An equity interest does not generally arise in cases where an employee's remuneration is partly or wholly contingent on the economic performance of a company. This is because a contract for personal services entered into in the ordinary course of the business of an entity is generally not entered into to raise finance.
Item 3 of the table recognises an equity interest where the holder of such an interest has a right to a return that is made at the discretion of the company. An investor may, for example, have an interest in an entity that provides a return of a set amount unless the directors determine otherwise: the interest is an equity interest.
Item 4 – an interest issued by the company that will or may convert to, or provides a right to be issued with, an equity interest in the company
A holder of an interest issued by the company that carries a right to be issued with an equity interest in the company holds an equity interest in the company. Similarly, an investor holds an equity interest if the interest they hold is issued by the company, and it will or may convert into an equity interest in the company.

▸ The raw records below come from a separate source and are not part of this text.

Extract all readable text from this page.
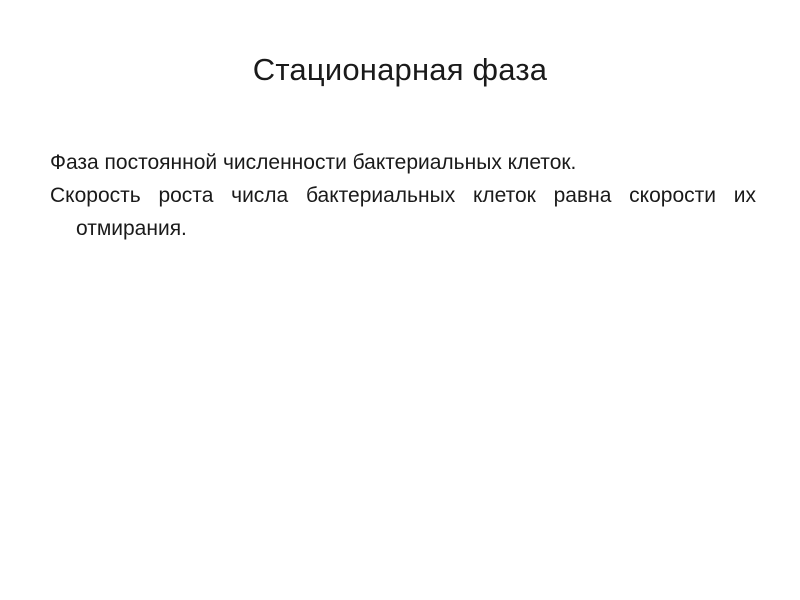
Стационарная фаза
Фаза постоянной численности бактериальных клеток.
Скорость роста числа бактериальных клеток равна скорости их отмирания.
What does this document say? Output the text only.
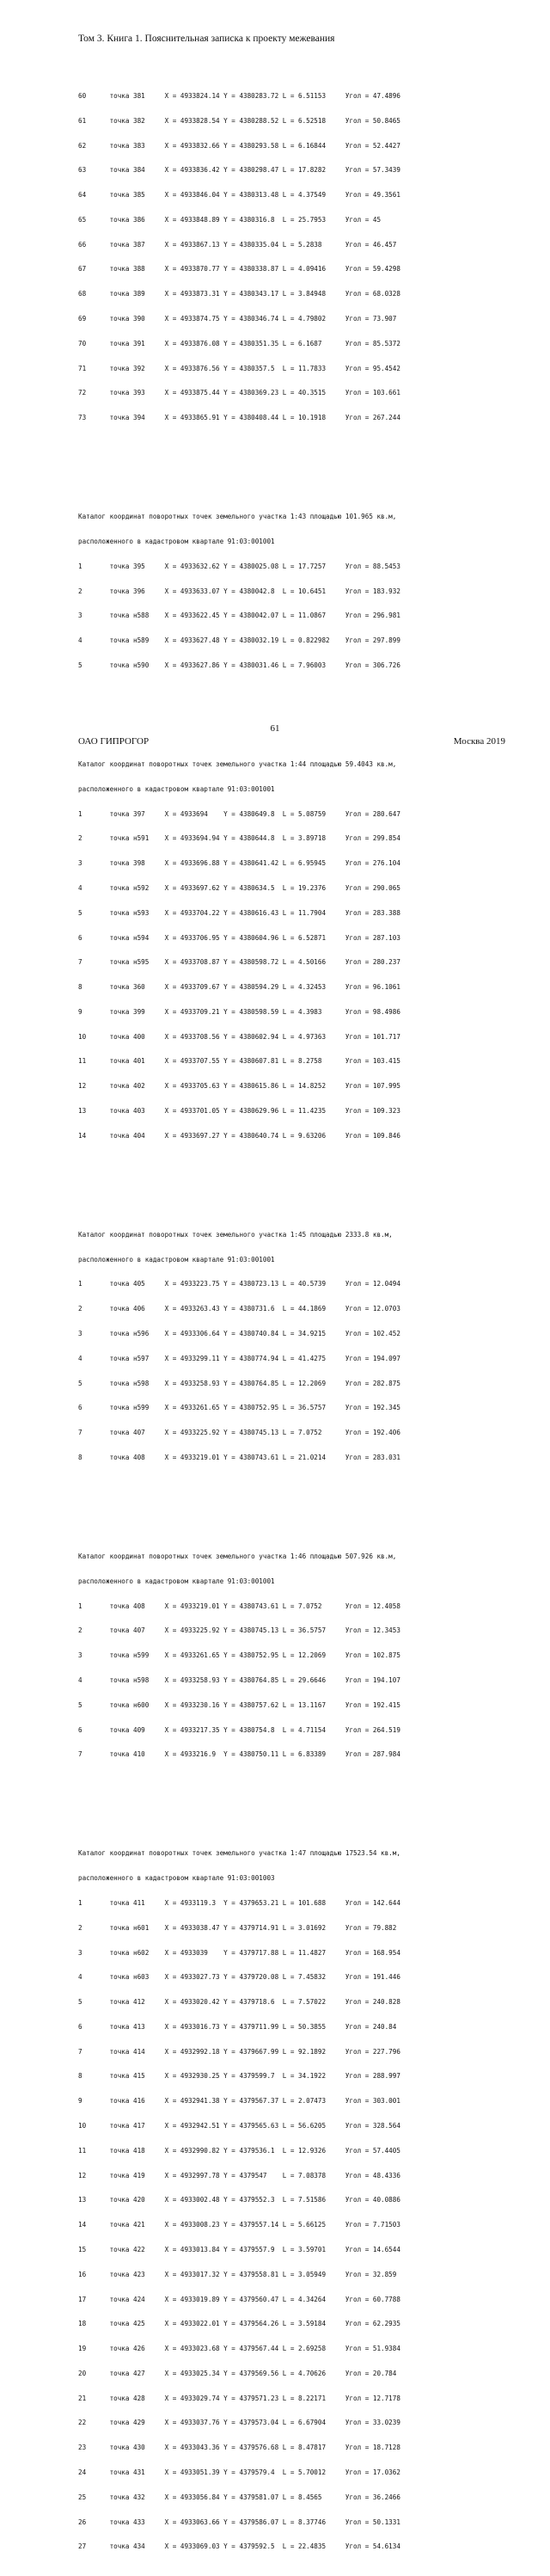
Том 3. Книга 1. Пояснительная записка к проекту межевания

60      точка 381     X = 4933824.14 Y = 4380283.72 L = 6.51153     Угол = 47.4896

61      точка 382     X = 4933828.54 Y = 4380288.52 L = 6.52518     Угол = 50.8465

62      точка 383     X = 4933832.66 Y = 4380293.58 L = 6.16844     Угол = 52.4427

63      точка 384     X = 4933836.42 Y = 4380298.47 L = 17.8282     Угол = 57.3439

64      точка 385     X = 4933846.04 Y = 4380313.48 L = 4.37549     Угол = 49.3561

65      точка 386     X = 4933848.89 Y = 4380316.8  L = 25.7953     Угол = 45

66      точка 387     X = 4933867.13 Y = 4380335.04 L = 5.2838      Угол = 46.457

67      точка 388     X = 4933870.77 Y = 4380338.87 L = 4.09416     Угол = 59.4298

68      точка 389     X = 4933873.31 Y = 4380343.17 L = 3.84948     Угол = 68.0328

69      точка 390     X = 4933874.75 Y = 4380346.74 L = 4.79802     Угол = 73.907

70      точка 391     X = 4933876.08 Y = 4380351.35 L = 6.1687      Угол = 85.5372

71      точка 392     X = 4933876.56 Y = 4380357.5  L = 11.7833     Угол = 95.4542

72      точка 393     X = 4933875.44 Y = 4380369.23 L = 40.3515     Угол = 103.661

73      точка 394     X = 4933865.91 Y = 4380408.44 L = 10.1918     Угол = 267.244

Каталог координат поворотных точек земельного участка 1:43 площадью 101.965 кв.м,

расположенного в кадастровом квартале 91:03:001001

1       точка 395     X = 4933632.62 Y = 4380025.08 L = 17.7257     Угол = 88.5453

2       точка 396     X = 4933633.07 Y = 4380042.8  L = 10.6451     Угол = 183.932

3       точка н588    X = 4933622.45 Y = 4380042.07 L = 11.0867     Угол = 296.981

4       точка н589    X = 4933627.48 Y = 4380032.19 L = 0.822982    Угол = 297.899

5       точка н590    X = 4933627.86 Y = 4380031.46 L = 7.96003     Угол = 306.726

Каталог координат поворотных точек земельного участка 1:44 площадью 59.4043 кв.м,

расположенного в кадастровом квартале 91:03:001001

1       точка 397     X = 4933694    Y = 4380649.8  L = 5.08759     Угол = 280.647

2       точка н591    X = 4933694.94 Y = 4380644.8  L = 3.89718     Угол = 299.854

3       точка 398     X = 4933696.88 Y = 4380641.42 L = 6.95945     Угол = 276.104

4       точка н592    X = 4933697.62 Y = 4380634.5  L = 19.2376     Угол = 290.065

5       точка н593    X = 4933704.22 Y = 4380616.43 L = 11.7904     Угол = 283.388

6       точка н594    X = 4933706.95 Y = 4380604.96 L = 6.52871     Угол = 287.103

7       точка н595    X = 4933708.87 Y = 4380598.72 L = 4.50166     Угол = 280.237

8       точка 360     X = 4933709.67 Y = 4380594.29 L = 4.32453     Угол = 96.1061

9       точка 399     X = 4933709.21 Y = 4380598.59 L = 4.3983      Угол = 98.4986

10      точка 400     X = 4933708.56 Y = 4380602.94 L = 4.97363     Угол = 101.717

11      точка 401     X = 4933707.55 Y = 4380607.81 L = 8.2758      Угол = 103.415

12      точка 402     X = 4933705.63 Y = 4380615.86 L = 14.8252     Угол = 107.995

13      точка 403     X = 4933701.05 Y = 4380629.96 L = 11.4235     Угол = 109.323

14      точка 404     X = 4933697.27 Y = 4380640.74 L = 9.63206     Угол = 109.846

Каталог координат поворотных точек земельного участка 1:45 площадью 2333.8 кв.м,

расположенного в кадастровом квартале 91:03:001001

1       точка 405     X = 4933223.75 Y = 4380723.13 L = 40.5739     Угол = 12.0494

2       точка 406     X = 4933263.43 Y = 4380731.6  L = 44.1869     Угол = 12.0703

3       точка н596    X = 4933306.64 Y = 4380740.84 L = 34.9215     Угол = 102.452

4       точка н597    X = 4933299.11 Y = 4380774.94 L = 41.4275     Угол = 194.097

5       точка н598    X = 4933258.93 Y = 4380764.85 L = 12.2069     Угол = 282.875

6       точка н599    X = 4933261.65 Y = 4380752.95 L = 36.5757     Угол = 192.345

7       точка 407     X = 4933225.92 Y = 4380745.13 L = 7.0752      Угол = 192.406

8       точка 408     X = 4933219.01 Y = 4380743.61 L = 21.0214     Угол = 283.031

Каталог координат поворотных точек земельного участка 1:46 площадью 507.926 кв.м,

расположенного в кадастровом квартале 91:03:001001

1       точка 408     X = 4933219.01 Y = 4380743.61 L = 7.0752      Угол = 12.4058

2       точка 407     X = 4933225.92 Y = 4380745.13 L = 36.5757     Угол = 12.3453

3       точка н599    X = 4933261.65 Y = 4380752.95 L = 12.2069     Угол = 102.875

4       точка н598    X = 4933258.93 Y = 4380764.85 L = 29.6646     Угол = 194.107

5       точка н600    X = 4933230.16 Y = 4380757.62 L = 13.1167     Угол = 192.415

6       точка 409     X = 4933217.35 Y = 4380754.8  L = 4.71154     Угол = 264.519

7       точка 410     X = 4933216.9  Y = 4380750.11 L = 6.83389     Угол = 287.984

Каталог координат поворотных точек земельного участка 1:47 площадью 17523.54 кв.м,

расположенного в кадастровом квартале 91:03:001003

1       точка 411     X = 4933119.3  Y = 4379653.21 L = 101.688     Угол = 142.644

2       точка н601    X = 4933038.47 Y = 4379714.91 L = 3.01692     Угол = 79.882

3       точка н602    X = 4933039    Y = 4379717.88 L = 11.4827     Угол = 168.954

4       точка н603    X = 4933027.73 Y = 4379720.08 L = 7.45832     Угол = 191.446

5       точка 412     X = 4933020.42 Y = 4379718.6  L = 7.57022     Угол = 240.828

6       точка 413     X = 4933016.73 Y = 4379711.99 L = 50.3855     Угол = 240.84

7       точка 414     X = 4932992.18 Y = 4379667.99 L = 92.1892     Угол = 227.796

8       точка 415     X = 4932930.25 Y = 4379599.7  L = 34.1922     Угол = 288.997

9       точка 416     X = 4932941.38 Y = 4379567.37 L = 2.07473     Угол = 303.001

10      точка 417     X = 4932942.51 Y = 4379565.63 L = 56.6205     Угол = 328.564

11      точка 418     X = 4932990.82 Y = 4379536.1  L = 12.9326     Угол = 57.4405

12      точка 419     X = 4932997.78 Y = 4379547    L = 7.08378     Угол = 48.4336

13      точка 420     X = 4933002.48 Y = 4379552.3  L = 7.51586     Угол = 40.0886

14      точка 421     X = 4933008.23 Y = 4379557.14 L = 5.66125     Угол = 7.71503

15      точка 422     X = 4933013.84 Y = 4379557.9  L = 3.59701     Угол = 14.6544

16      точка 423     X = 4933017.32 Y = 4379558.81 L = 3.05949     Угол = 32.859

17      точка 424     X = 4933019.89 Y = 4379560.47 L = 4.34264     Угол = 60.7788

18      точка 425     X = 4933022.01 Y = 4379564.26 L = 3.59184     Угол = 62.2935

19      точка 426     X = 4933023.68 Y = 4379567.44 L = 2.69258     Угол = 51.9384

20      точка 427     X = 4933025.34 Y = 4379569.56 L = 4.70626     Угол = 20.784

21      точка 428     X = 4933029.74 Y = 4379571.23 L = 8.22171     Угол = 12.7178

22      точка 429     X = 4933037.76 Y = 4379573.04 L = 6.67904     Угол = 33.0239

23      точка 430     X = 4933043.36 Y = 4379576.68 L = 8.47817     Угол = 18.7128

24      точка 431     X = 4933051.39 Y = 4379579.4  L = 5.70012     Угол = 17.0362

25      точка 432     X = 4933056.84 Y = 4379581.07 L = 8.4565      Угол = 36.2466

26      точка 433     X = 4933063.66 Y = 4379586.07 L = 8.37746     Угол = 50.1331

27      точка 434     X = 4933069.03 Y = 4379592.5  L = 22.4835     Угол = 54.6134

61
ОАО ГИПРОГОР	Москва 2019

Note that an interest which may convert into an equity interest in a company which is not issued by the company or a connected entity of the company will not be an equity interest in the company. For example, if an entity issues an option which gives the holder a right to acquire a share in a company which is unrelated to the issuing entity, that option is not an equity interest in the company. (Of course, if the option is exercised and the option holder becomes a shareholder of the company, the share will be an equity interest in that company.)